RANDOLPH — It’s a real win-win situation at Randolph Public Schools.

Students get real-world working experience. At the same time, the community is provided a service.

Cardinal Creative, the newest school-based business at Randolph High School, is essentially a graphic design and print shop. Products and services include largeformat posters and banners, wrapped canvas printing, decal printing, image editing and type setting, to name a few.

Ryan Surber teaches K-12 art at Randolph Public Schools. His photo and digital art class at the high school is undertaking Cardinal Creative work.

The curriculum and idea for the business first started with Lindsay Miller, Surber’s predecessor.

At that time, the photo and digital art class had a stronger focus on photography. When Surber joined Randolph Public Schools in the Fall of 2019, he brought 12 years of experience in all things graphic design – marketing design for promotional items, printed goods, web graphic design and website design, brand standardization, and advertising in all sorts of mediums.

“She (Miller) really laid the groundwork for taking it from a class to a production type environment,” Surber said.

Production equipment acquired last summer includes a printer with 44-inch-wide capability and vinyl cutter like a “Cricket on steroids” that can go up to 52 inches wide.

Cardinal Creative gives the students the opportunity to work in a professional environment in the comfort of the school setting. The work standards will be just as high as they would be for a storefront business in the community, Surber said.

The school-based business has started with some internal jobs for the school to test out its capabilities.

He hopes the community is receptive and that the work orders start coming in but also that there is a level of patience as the new venture starts ramping up its processes.

Students will be doing the work with Surber serving in a supervisory role, mainly in managing the workflow – projects coming in and going out.

“The students will really take the reins,” he said. “We’ll be able to fulfill a reasonable number of orders in a timely manner.”

Arianne Greiner is currently taking Surber’s year-long photography and digital art class and will be instrumental in getting Cardinal Creative off the ground.

“There’s not too many tasks that she wouldn’t be able to handle,” Surber said of Greiner, who has taken the class previously as a sophomore and currently this year as a senior. “I know I can trust her to do it the right way.”

Greiner is mostly interested in the photography side of the class, but continues to be open-minded in learning about the design elements and print shop.

“Creating something for someone will definitely be a new experience,” she said.

Cardinal Creative prices will be based on a project-by-project basis but will be comparable to similar online services such as Vistaprint or Walmart’s online printshop.
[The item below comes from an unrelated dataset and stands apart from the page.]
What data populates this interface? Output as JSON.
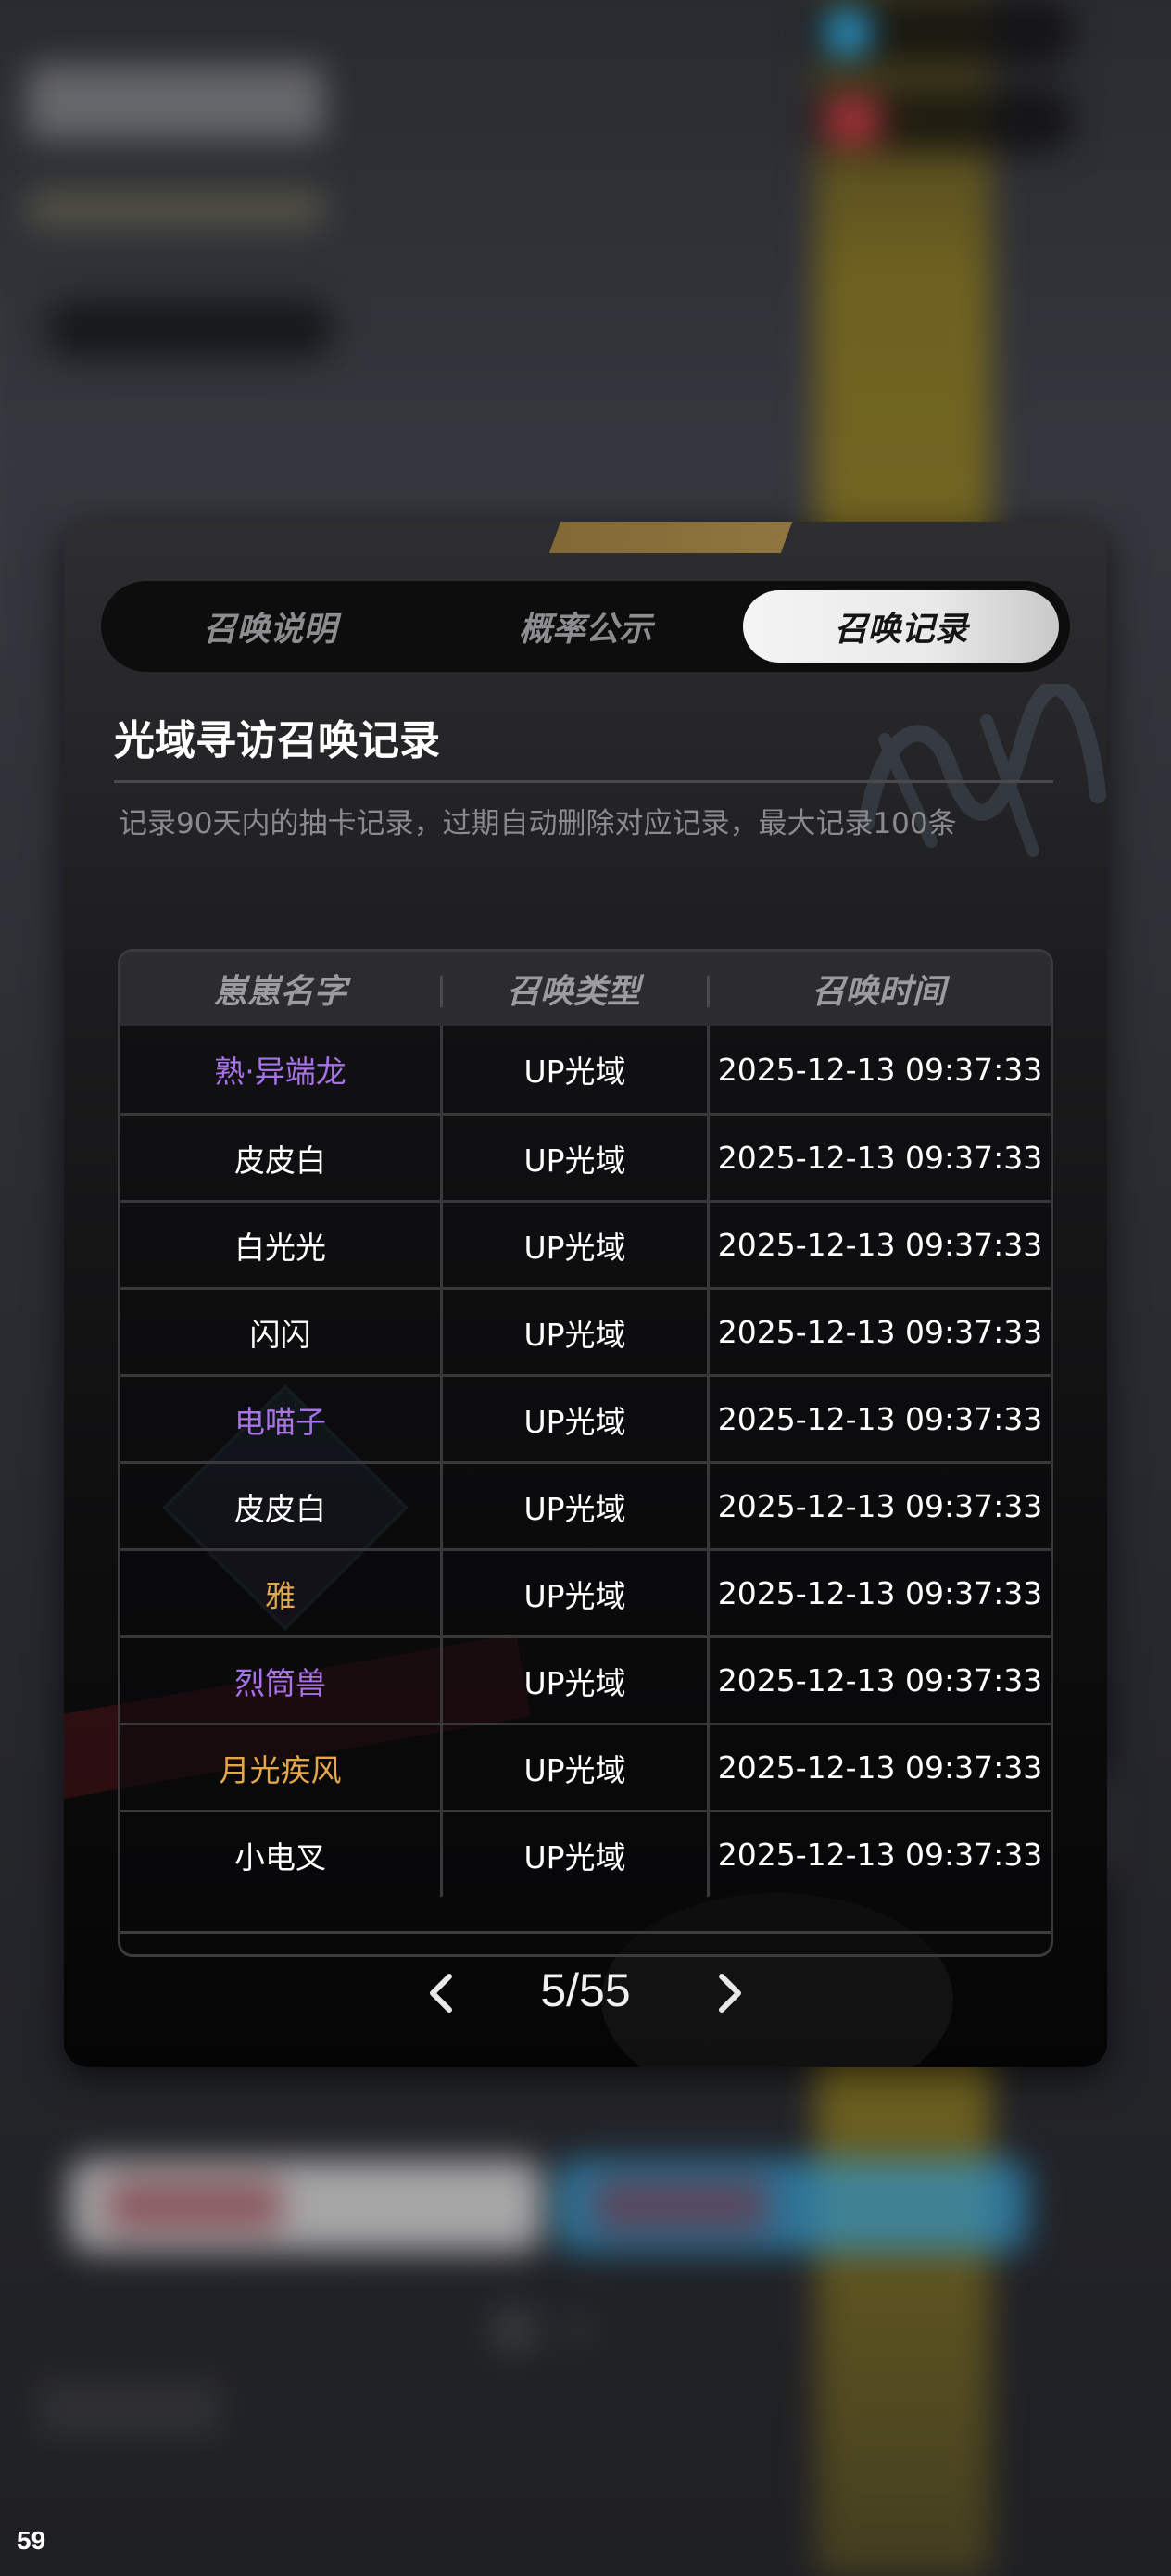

After covering overhead costs, the profit will be channeled into scholarships for students participating in the program.

Eventually, Surber hopes the school website can be modified to accept orders online.

For now, those interested can inquire by calling the high school at 402-337-0252 or emailing Surber at

“I’m excited,” Surber said. “I can’t wait to see what the future brings. I like what we have going and want it to go to a higher level.”